Soke's thing is to work twice a year; once as an Easter Bunny (a role we're not privileged to see) and once as a department store Santa. As the soundtrack ironically intones the sounds of Bing Crosby, Soke is in Phoenix with a line of kids waiting to sit on his lap, all of whom get introduced by the department's maitre d', Marcus (Tony Cox). On the last day of his gig each year, this Santa having cased the joint for a week or so, hides out at closing time, and with the help of his small assistant he cancels the store alarm and proceeds to break open the safe, pocketing in one haul $100,000. The money is enough to go to Miami Beach, open a bar and buy a car or so he thinks, which is yet another fantasy since a bar is the last place you'd want him to be. While Marcus is not the guy who will set him straight, he gets his lessons in fair play and sentimentality not from New York Times' ethicist Randy Cohen but from a chubby third grader (Brett Kelly), a lonely boy whose dad is in the slammer, mother is who-knows where, and his grandmother (Cloris Leachman) is either comatose or making him sandwiches.
"Bad Santa" does not spend a single minute in a sober vein, keeping the visual and verbal gags flowing, all the more effective by coming across in deadpan style. The kid accepts razzes from his bullying schoolmates, sandwiches from his grandma, and compliments from Santa with equanimity. He'd be the sort who, if a defendant in a serious trial, would show no emotion when the guilty verdict is read. Even more deadpan, Willie T. Soke hustles every child who sits on his lap with an indifferent, "What d'ya want?", in one case replying to a girl who wants a bike, "How different."
Vulgar but happily without bathroom humor, "Bad Santa" has some terrific side roles, with the late John Ritter's playing an effete, prudish store manager dialoguing with the head of security, Gin Slagel (Bernie Mac), who embarrasses the manager every seven seconds by spouting a dirty word or imagining a boink. Drunk or not, boinking is in fact what Soke can be counted on doing, especially with a gal who has a Santa fetish, Sue (Lauren Graham), who wears a Santa hat in bed.

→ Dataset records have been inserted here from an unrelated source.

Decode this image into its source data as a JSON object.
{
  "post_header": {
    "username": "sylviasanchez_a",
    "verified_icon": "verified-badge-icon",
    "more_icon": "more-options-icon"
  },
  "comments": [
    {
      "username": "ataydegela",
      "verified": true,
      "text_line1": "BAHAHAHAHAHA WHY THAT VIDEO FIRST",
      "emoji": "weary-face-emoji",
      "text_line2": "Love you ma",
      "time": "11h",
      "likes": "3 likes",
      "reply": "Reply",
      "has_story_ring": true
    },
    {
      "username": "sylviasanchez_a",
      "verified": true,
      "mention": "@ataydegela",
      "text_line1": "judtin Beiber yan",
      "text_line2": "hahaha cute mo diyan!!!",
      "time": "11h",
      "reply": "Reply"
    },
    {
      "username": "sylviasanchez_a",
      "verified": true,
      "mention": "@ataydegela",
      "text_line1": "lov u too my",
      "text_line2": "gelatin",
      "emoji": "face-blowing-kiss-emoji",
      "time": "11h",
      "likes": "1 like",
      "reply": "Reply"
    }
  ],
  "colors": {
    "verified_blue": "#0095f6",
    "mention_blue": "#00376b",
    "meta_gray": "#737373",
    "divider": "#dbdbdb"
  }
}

This is the kind of picture that should encourage box offices around the country to display a big sign, "This picture is rated R and is not for parents who have their ten-year-olds in tow." Sure enough, at the screening I attended, one pair of thirty- somethings hustled their six children out of the theater after the "f" word was spoken a second time. Don't these people read reviews? That's what the critics are here for. Read us!